Effectivement, ce sont des modes de vie qui sont totalement différents des nôtres, et je pense que c'est la richesse de notre monde politique: pouvoir discuter et avoir autant d'amitié et de plaisir à rencontrer un «gentleman farmer», quelqu'un qui vous fait vous demander s'il est bien nécessaire de travailler pour vivre et si c'est par hasard une de ces sortes d'activités un peu déplorables... Et il vous regarde à un certain moment en vous disant: «Mais tu n'es quand même pas obligé de travailler pour vivre ?! Réponds-moi sérieusement.» Donc on se rend bien compte que l'on est sur des mondes différents, mais on arrive à avoir ces amitiés et c'est vraiment parfois surprenant.
Ce qui est encore plus surprenant est que, quand vous rencontrez Jean-Michel Gros, vous avez ce personnage haut en couleur, le châtelain de Bourdigny qui est là avec vous, et vous vous rendez compte qu'il est extrêmement copain avec votre magistrat. Robert Cramer, à l'époque, passait une partie de ses nuits, de temps en temps, avec Jean-Michel Gros... (Rires.) ...à écumer les différents bars et des endroits moins recommandables que des bars... (Exclamations.) Je dois dire que j'ai eu la chance de les accompagner de temps à autre... (Exclamations.) ...dans de telles tournées, à aller boire des verres. Et je pense que c'est le train du matin, à ce moment-là, qui devait ramener Jean-Michel, car il était fort peu probable qu'une voiture puisse le ramener ces soirs-là.
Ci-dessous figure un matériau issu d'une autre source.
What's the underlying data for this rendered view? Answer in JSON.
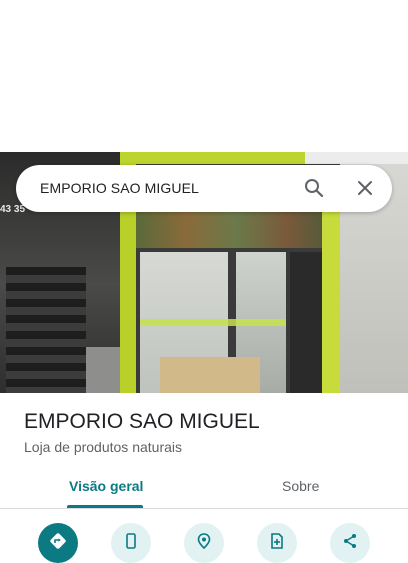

Je dois dire merci à Jean-Michel de m'avoir fait prendre conscience que l'on peut être très peu d'accord sur certains points et éprouver autant d'amitié, de même qu'avoir cette capacité à pouvoir se rencontrer en restant pourtant sur des positions différentes. Il n'y a pas de corruption de la pensée chez les uns et chez les autres. En revanche, il y a des rencontres d'êtres humains, d'hommes exceptionnels. Merci, Jean-Michel ! (Applaudissements.)
M. Frédéric Hohl (R). Cher Monsieur le député, cher futur membre du PLR, cher ami, cher Jean-Michel, au nom du parti radical, un grand merci à toi ! Trente ans de politique, ce n'est pas rien, et nous avons tous eu beaucoup de plaisir à siéger avec toi. Toujours un bon mot, de la bonne humeur, un petit moment en aparté - ou presque - avec une bonne vacherie, mais toujours un grand respect de l'adversaire et de l'autre.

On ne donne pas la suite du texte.